OnLive: Cloud-Gaming-Service startet im Juni in den USA - Monatliche Kosten bekannt
OnLive startet zuerst in den USA.
OnLive, der Cloud-Gaming-Service aus den USA, soll in Nordamerika bereits am 17. Juni an den Start gehen. Die monatlichen Kosten für den Nutzer belaufen sich auf 14,95 US-Dollar. Das System läuft sowohl auf PCs als auch auf Macs. Ein Datum für den europäischen Markt nannte der Hersteller allerdings nicht.
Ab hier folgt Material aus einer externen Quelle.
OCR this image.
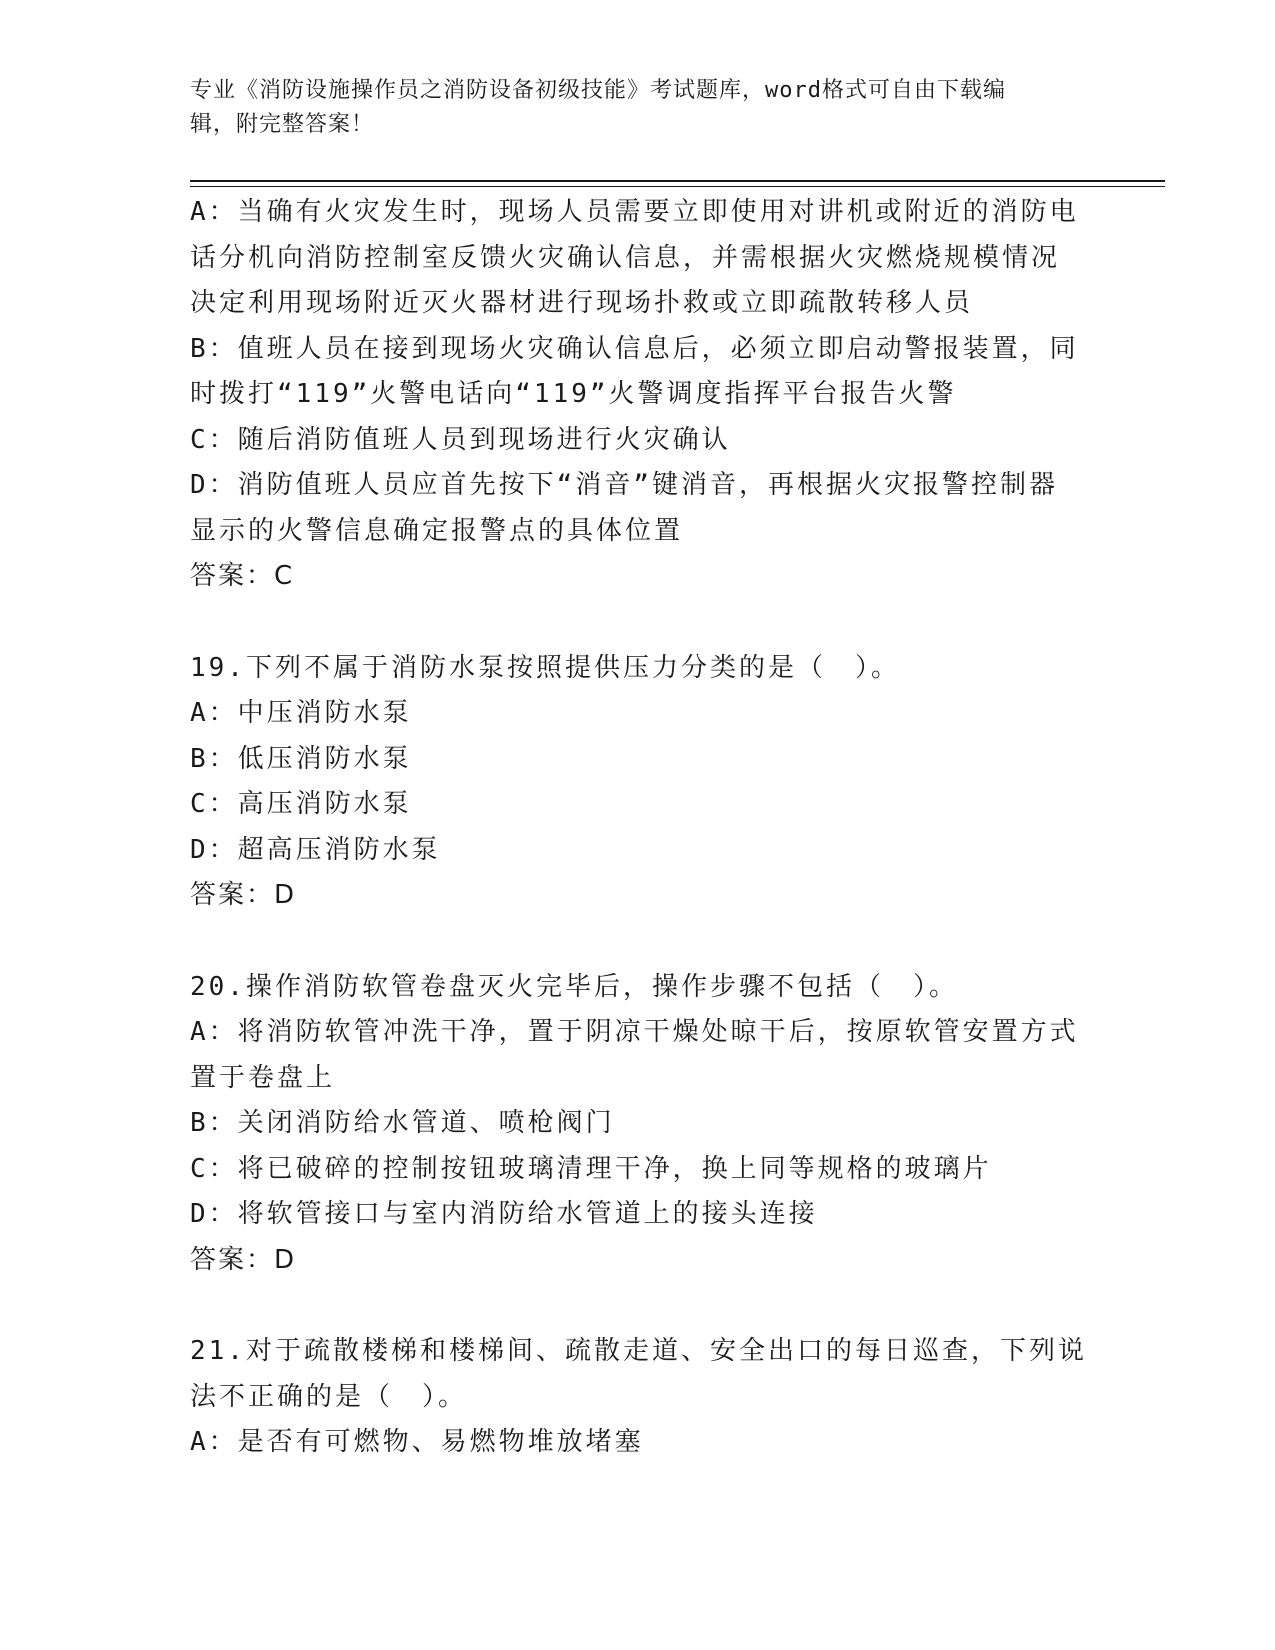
专业《消防设施操作员之消防设备初级技能》考试题库，word格式可自由下载编
辑，附完整答案！

A：当确有火灾发生时，现场人员需要立即使用对讲机或附近的消防电

话分机向消防控制室反馈火灾确认信息，并需根据火灾燃烧规模情况

决定利用现场附近灭火器材进行现场扑救或立即疏散转移人员

B：值班人员在接到现场火灾确认信息后，必须立即启动警报装置，同

时拨打“119”火警电话向“119”火警调度指挥平台报告火警

C：随后消防值班人员到现场进行火灾确认

D：消防值班人员应首先按下“消音”键消音，再根据火灾报警控制器

显示的火警信息确定报警点的具体位置

答案：C

19.下列不属于消防水泵按照提供压力分类的是（　）。

A：中压消防水泵

B：低压消防水泵

C：高压消防水泵

D：超高压消防水泵

答案：D

20.操作消防软管卷盘灭火完毕后，操作步骤不包括（　）。

A：将消防软管冲洗干净，置于阴凉干燥处晾干后，按原软管安置方式

置于卷盘上

B：关闭消防给水管道、喷枪阀门

C：将已破碎的控制按钮玻璃清理干净，换上同等规格的玻璃片

D：将软管接口与室内消防给水管道上的接头连接

答案：D

21.对于疏散楼梯和楼梯间、疏散走道、安全出口的每日巡查，下列说

法不正确的是（　）。

A：是否有可燃物、易燃物堆放堵塞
Flankiert wird der Release von namhaften Herstellern wie Electronic Arts, Take-Two, THQ und Warner Bros, welche Spiele zu Beginn mit dabei sind, ist jedoch unbekannt. Im Vorfeld der E3 im Juni wollen die Publisher genauer werden. Mike McGarvey, Finanzchef von OnLive, ließ aber bereits eine Auswahl an Titeln durchsickern. Demnach sind Assassin’s Creed 2, Prince of Persia: Die Vergessene Zeit und Metro 2033 auf jeden Fall am Start. Weitere Details zu OnLive erfahren Sie im GDC-Vor-Ort-Bericht von MCV.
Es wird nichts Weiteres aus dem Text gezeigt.